Esistono poi categorie per cui i veterinari consigliano di eliminare del tutto qualsiasi latticino. Nei gatti con insufficienza renale, il contenuto di sodio e fosforo del formaggio aumenta il carico di lavoro sui reni, già un punto debole nella specie felina. Nei soggetti in sovrappeso o obesi, l’alta densità calorica contrasta i piani di dimagrimento.

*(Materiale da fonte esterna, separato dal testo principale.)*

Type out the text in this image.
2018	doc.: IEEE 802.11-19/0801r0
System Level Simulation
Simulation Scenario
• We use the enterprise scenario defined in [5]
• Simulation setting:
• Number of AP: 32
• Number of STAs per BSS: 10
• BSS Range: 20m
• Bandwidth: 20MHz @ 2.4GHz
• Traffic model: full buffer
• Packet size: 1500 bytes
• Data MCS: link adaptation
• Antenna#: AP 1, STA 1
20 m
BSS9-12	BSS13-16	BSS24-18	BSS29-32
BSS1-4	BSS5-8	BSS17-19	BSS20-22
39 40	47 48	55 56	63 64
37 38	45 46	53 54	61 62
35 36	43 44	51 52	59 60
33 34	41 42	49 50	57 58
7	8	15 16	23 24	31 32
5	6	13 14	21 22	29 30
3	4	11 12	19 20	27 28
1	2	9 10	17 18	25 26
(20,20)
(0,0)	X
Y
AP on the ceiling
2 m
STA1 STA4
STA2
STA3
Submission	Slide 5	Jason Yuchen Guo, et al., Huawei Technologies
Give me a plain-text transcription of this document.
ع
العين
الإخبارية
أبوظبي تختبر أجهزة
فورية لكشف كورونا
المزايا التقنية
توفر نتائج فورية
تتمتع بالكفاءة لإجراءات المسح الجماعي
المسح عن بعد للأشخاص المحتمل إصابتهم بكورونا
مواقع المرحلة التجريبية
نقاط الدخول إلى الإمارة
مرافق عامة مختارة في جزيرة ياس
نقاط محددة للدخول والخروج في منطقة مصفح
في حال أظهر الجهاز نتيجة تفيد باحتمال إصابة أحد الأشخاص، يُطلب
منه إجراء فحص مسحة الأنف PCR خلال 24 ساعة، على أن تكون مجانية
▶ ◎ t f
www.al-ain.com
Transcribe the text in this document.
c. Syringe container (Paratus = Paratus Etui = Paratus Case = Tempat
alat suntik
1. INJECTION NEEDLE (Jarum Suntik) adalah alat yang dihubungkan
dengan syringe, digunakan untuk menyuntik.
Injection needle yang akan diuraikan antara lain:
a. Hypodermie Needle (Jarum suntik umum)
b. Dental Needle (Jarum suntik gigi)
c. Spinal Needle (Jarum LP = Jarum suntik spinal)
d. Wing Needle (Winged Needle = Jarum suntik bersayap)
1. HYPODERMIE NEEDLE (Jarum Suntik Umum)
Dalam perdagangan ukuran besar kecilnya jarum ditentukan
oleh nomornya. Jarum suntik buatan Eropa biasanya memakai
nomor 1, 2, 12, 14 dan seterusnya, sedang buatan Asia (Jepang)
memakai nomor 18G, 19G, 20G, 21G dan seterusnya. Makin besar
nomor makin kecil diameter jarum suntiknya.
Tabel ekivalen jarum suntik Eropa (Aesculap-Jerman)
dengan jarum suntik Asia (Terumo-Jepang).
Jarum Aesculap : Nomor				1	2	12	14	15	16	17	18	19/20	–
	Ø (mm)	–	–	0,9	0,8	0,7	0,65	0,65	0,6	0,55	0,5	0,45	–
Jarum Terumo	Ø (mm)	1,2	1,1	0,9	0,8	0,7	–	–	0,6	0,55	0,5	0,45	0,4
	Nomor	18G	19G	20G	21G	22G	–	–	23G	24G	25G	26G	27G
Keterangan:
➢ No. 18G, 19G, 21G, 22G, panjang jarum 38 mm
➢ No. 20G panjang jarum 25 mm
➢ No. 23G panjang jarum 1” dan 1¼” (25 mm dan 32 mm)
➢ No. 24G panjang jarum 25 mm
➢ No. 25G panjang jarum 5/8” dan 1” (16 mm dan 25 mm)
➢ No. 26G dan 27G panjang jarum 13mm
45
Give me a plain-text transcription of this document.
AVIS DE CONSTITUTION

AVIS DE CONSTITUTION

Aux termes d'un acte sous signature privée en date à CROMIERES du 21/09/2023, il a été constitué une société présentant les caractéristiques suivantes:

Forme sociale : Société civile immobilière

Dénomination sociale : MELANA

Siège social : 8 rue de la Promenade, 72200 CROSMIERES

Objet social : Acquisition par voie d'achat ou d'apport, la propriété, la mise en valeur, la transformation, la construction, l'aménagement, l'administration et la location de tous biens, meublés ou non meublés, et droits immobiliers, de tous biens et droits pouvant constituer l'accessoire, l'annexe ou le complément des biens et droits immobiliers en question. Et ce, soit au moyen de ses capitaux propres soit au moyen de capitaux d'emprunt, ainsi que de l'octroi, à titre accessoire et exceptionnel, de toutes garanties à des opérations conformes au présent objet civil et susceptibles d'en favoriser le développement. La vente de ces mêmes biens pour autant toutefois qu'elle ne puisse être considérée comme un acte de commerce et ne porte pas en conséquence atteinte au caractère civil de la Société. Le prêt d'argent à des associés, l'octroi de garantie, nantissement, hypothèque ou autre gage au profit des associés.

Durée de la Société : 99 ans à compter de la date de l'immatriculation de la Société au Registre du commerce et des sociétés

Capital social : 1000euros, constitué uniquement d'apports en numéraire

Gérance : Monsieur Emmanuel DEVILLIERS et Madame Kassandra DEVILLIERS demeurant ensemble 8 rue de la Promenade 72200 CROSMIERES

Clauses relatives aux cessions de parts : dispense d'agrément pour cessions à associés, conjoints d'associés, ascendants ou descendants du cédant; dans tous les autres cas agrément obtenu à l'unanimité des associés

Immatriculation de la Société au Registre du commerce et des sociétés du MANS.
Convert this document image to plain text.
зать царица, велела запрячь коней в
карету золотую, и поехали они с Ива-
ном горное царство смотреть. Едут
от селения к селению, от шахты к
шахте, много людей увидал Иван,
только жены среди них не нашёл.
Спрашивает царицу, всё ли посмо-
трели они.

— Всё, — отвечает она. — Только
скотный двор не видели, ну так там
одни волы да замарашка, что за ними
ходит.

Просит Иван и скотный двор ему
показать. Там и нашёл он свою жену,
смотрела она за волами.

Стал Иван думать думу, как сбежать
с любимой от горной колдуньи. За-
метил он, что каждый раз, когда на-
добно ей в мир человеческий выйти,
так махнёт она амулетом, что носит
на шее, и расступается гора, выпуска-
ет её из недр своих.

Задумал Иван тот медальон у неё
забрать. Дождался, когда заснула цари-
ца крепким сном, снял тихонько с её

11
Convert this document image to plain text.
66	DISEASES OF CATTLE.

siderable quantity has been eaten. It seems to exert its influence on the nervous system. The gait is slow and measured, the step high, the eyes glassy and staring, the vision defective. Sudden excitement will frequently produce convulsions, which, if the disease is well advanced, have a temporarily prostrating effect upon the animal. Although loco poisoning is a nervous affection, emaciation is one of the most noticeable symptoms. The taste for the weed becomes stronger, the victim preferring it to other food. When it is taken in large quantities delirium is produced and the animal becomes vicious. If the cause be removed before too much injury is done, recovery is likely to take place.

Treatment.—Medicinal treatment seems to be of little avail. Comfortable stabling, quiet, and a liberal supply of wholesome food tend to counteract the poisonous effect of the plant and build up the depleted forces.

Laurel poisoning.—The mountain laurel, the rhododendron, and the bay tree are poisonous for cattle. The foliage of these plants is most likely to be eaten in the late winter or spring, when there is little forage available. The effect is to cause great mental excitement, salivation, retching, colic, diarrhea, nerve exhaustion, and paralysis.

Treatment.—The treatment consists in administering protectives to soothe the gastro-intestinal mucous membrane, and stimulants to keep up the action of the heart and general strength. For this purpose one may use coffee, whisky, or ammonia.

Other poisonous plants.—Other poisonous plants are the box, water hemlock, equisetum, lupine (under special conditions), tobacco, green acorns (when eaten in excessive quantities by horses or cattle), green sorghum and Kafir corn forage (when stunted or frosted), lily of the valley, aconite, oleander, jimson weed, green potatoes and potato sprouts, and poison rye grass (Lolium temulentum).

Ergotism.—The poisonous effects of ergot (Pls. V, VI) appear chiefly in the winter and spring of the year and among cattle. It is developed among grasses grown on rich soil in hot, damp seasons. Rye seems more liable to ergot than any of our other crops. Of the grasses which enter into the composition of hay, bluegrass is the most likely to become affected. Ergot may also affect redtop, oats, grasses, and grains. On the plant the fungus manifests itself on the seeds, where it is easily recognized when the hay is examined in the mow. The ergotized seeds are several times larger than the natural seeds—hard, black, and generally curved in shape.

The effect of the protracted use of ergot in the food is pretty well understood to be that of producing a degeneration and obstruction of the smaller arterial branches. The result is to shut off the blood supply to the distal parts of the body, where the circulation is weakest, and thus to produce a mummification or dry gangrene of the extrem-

Lo stesso discorso vale per chi soffre di pancreatite, dove gli alimenti molto grassi possono scatenare nuove crisi.
Particolare prudenza viene indicata per gattini, anziani, animali con intestino irritabile o con reazioni note a latte e derivati. In questi casi, anche una piccola quantità di formaggio può causare disturbi inutili o peggiorare condizioni preesistenti.
Alternative proteiche più sicure e snack specifici raccomandati dai veterinari
Le linee guida nutrizionali rivolte ai proprietari insistono sull’importanza di premi ad alto contenuto proteico di origine animale, con pochi carboidrati e nessun lattosio. Tra le soluzioni considerate più adatte figurano gli snack liofilizzati o essiccati ad aria, composti da carne o pesce in percentuali molto elevate, senza conservanti artificiali. Queste opzioni offrono una fonte di proteine più naturale per il gatto rispetto al formaggio.
Prodotti a base di pollo, tacchino, manzo, agnello o pesce permettono di premiare l’animale rispettando al tempo stesso il suo profilo nutrizionale. Ad esempio, snack liofilizzati come quelli a marchio ORIJEN o Feline Natural impiegano ingredienti di origine animale in percentuali vicine o superiori all’85 per cento, senza cereali e riempitivi. In molti casi si tratta di singola fonte proteica, utile anche per soggetti con sensibilità verso determinati alimenti.
Per chi preferisce lo snack di pesce, vengono proposti bocconcini di salmone, sardine o mix di specie ittiche, ricchi di omega 3 favorevoli a pelle e mantello. Alcune soluzioni, come i prodotti Smart Cookie a base di salmone o fegato di manzo, possono funzionare anche come alternativa al formaggio per nascondere medicinali, sfruttando l’elevata appetibilità delle frattaglie. Esistono inoltre jerkies e bocconi essiccati, oltre a topper umidi come quelli di tonno e uovo, che aumentano la quota di umidità nella dieta, aspetto importante per un animale con scarso stimolo alla sete.
Nel complesso, queste proposte puntano su proteine di origine animale, minor contenuto di sodio e assenza di lattosio. Ogni caloria introdotta tramite questi snack aggiunge un contributo reale all’alimentazione del gatto, a differenza del formaggio che porta soprattutto grassi, sale e rischio di disturbi intestinali. In presenza di patologie o dubbi sulla tolleranza del singolo animale, i veterinari raccomandano in ogni caso di confrontarsi con il proprio professionista prima di introdurre nuovi alimenti o premi nella routine quotidiana.